Messages wrapped in song and dance

HAIRSPRAY is set in the 1960s and based on a John Waters film from 1988 – but there’s no danger of the latest musical tour seeming dated.

The show’s hard-hitting storylines are as relevant today as they were 60 years ago, according to Brenda Edwards, who stars as Motormouth Maybelle.

THOUGHT PROVOKING – Brenda Edwards leads the cast of the musical Hairspray, which comes to Woking next week. Picture: Mark Senior

Set in Baltimore in 1962, the story follows Tracy Turnblad (Katie Brace), who is on a mission to follow her dreams and dance her way on to national TV, although the odds are stacked against the big girl with big hair. Along the way it touches on racism, sexism and sizeism.

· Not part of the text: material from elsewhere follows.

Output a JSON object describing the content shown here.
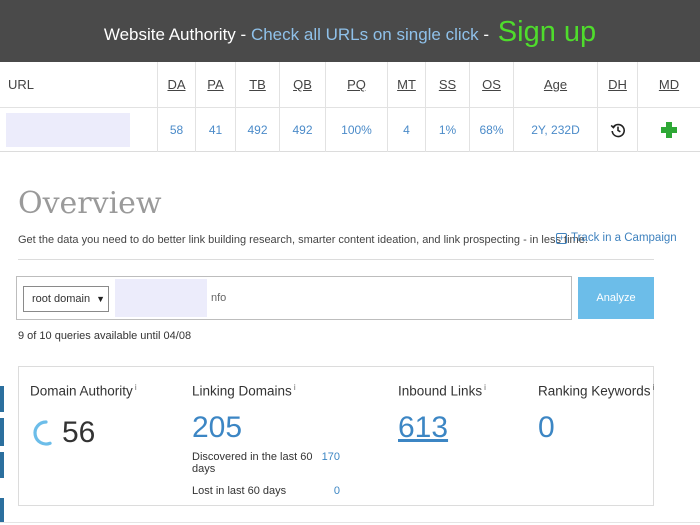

“It was one of the reasons why I wanted to do it in the first place, because I thought it was good for educating myself as well as to educate other people,” says Brenda, who shot to fame in the 2005 The X Factor.

“I’m very much a believer that we’re all the human race and it should not matter about colour. But I think it’s important to have these sort of stories to show how times have changed and how they used to be.

“It’s not just about colour, it’s about females in certain roles back in the day. Coming out of lockdown now with everything that’s been going on over in America and over here in terms of racial inequalities, it’s a good show to make people think.

Set in 1962, Hairspray’s storyline touches on hard hitting topics such as civil rights protests, racism, sizeism and sexism

“Like I said, it’s got some hard-hitting storylines but it’s not about cramming anything down anyone’s throats. It’s more like: ‘Have a think. Does this apply to you? Search within yourself and see if you can do better’.”

Brenda, who has appeared in shows such as Chicago and We Will Rock You since emerging through TV’s The X Factor, says musical theatre has been a ‘happy accident’ for her.

“I grew up singing in the Pentecostal church so I’ve always sung in big venues,” she explains. “I’ve never had any training or singing lessons, I just open my mouth and it comes out. I’m very grateful how things have turned out.

Chicago was the first musical that came my way, while I was still on The X Factor, and I was asked to audition for it.

“Since then, it’s been just lovely being on stage, and as much as I hadn’t thought about it as a career I’m very glad I got that call to do Chicago.

“Performing is what I love doing, with singing being my first love without a doubt. I don’t think there are a lot of people who can hand-on-heart say they’re doing exactly what they’re passionate about.

“I actually did want to go to performing arts school but my grandmother, who raised me, was very much against it, so I went to college and studied accounts instead.

“I had a very successful career with that but it’s nice that I’ve managed to come back round to what I really wanted to do all those years ago when I was 17 or 18 and leaving school.”

Brenda Edwards will star in Hairspray at the New Victoria Theatre, Woking, from Monday (15 November) until Saturday 20 November.